The European Council adopted yesterday a twelfth package of economic and individual restrictive measures in view of the continued Russian war against Ukraine.
“These measures deliver a further blow to Putin’s ability to wage war by targeting high-value sectors of the Russian economy and making it more difficult to circumvent EU sanctions,” the statement said.
The EU Council announced its 12th round of sanctions targeting Russia, which included an attempt to tighten oil price cap compliance and a new ban on LPG imports.
The Council is introducing tighter compliance rules to support the implementation of the oil price cap and clamp down on circumvention.
Furthermore, a strengthened information sharing mechanism will allow better identification of vessels and entities carrying out deceptive practices, such as ship-to-ship transfers used to conceal the origin or destination of cargo and AIS manipulations, while transporting Russian crude oil and petroleum products.
The Council also decided to introduce notification rules for the sale of tankers to any third country in order to make more transparent their sale and export, in particular in the case of second-hand carriers that could be used to evade the import ban on Russian crude or petroleum products and the G7 Price Cap.

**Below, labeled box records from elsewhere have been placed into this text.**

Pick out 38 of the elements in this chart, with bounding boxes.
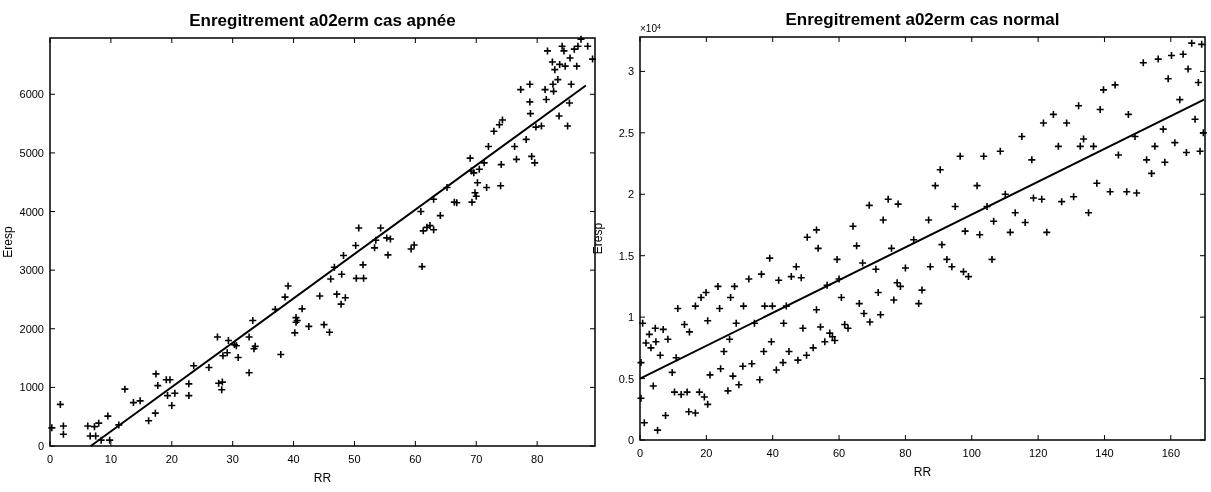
y-tick-label: 1000	[19, 381, 44, 394]
y-tick-label: 3000	[19, 264, 44, 277]
x-tick-label: 0	[636, 447, 644, 459]
y-tick-label: 4000	[19, 205, 44, 218]
x-axis-title: RR	[913, 465, 932, 479]
text: ×10$^{4}$	[640, 22, 661, 34]
x-tick-label: 80	[899, 447, 912, 459]
x-tick-label: 60	[832, 447, 846, 459]
y-tick-label: 3	[627, 65, 634, 78]
y-axis-title: Eresp	[591, 222, 605, 255]
y-tick-label: 2.5	[618, 126, 634, 139]
x-tick-label: 40	[287, 453, 300, 465]
x-tick-label: 20	[165, 453, 178, 465]
x-tick-label: 20	[700, 447, 713, 459]
y-tick-label: 1.5	[618, 249, 634, 262]
y-axis-title: Eresp	[1, 226, 15, 258]
x-tick-label: 160	[1161, 447, 1181, 459]
x-tick-label: 60	[409, 453, 422, 465]
y-tick-label: 2	[627, 188, 634, 201]
x-tick-label: 50	[348, 453, 361, 465]
chart-title: Enregitrement a02erm cas normal	[785, 10, 1060, 29]
x-tick-label: 100	[962, 447, 981, 459]
x-tick-label: 140	[1095, 447, 1114, 459]
x-tick-label: 120	[1028, 447, 1048, 459]
x-tick-label: 40	[766, 447, 779, 459]
x-axis-title: RR	[313, 471, 332, 485]
y-tick-label: 0	[627, 434, 634, 446]
x-tick-label: 30	[226, 453, 239, 465]
y-tick-label: 5000	[19, 146, 44, 159]
chart-title: Enregitrement a02erm cas apnée	[189, 11, 456, 30]
x-tick-label: 10	[104, 453, 118, 465]
x-tick-label: 80	[531, 453, 544, 465]
y-tick-label: 6000	[19, 88, 44, 101]
y-tick-label: 2000	[19, 322, 44, 335]
x-tick-label: 0	[46, 453, 54, 465]
y-tick-label: 0.5	[618, 372, 634, 385]
y-tick-label: 1	[627, 311, 634, 324]
x-tick-label: 70	[470, 453, 483, 465]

Meanwhile, a new import ban is introduced on liquefied propane (LPG) with a 12-month transitional period.
Josep Borrell, High Representative for Foreign Affairs and Security Policy, said: “With this 12th package, we are putting forward a robust set of new listings and economic measures which will further weaken Russia’s war machine. Our message is clear, as I already stated when I chaired the informal Foreign Affairs Council in Kyiv: we remain steadfast in our commitment to Ukraine and will continue to support its fight for freedom and sovereignty.”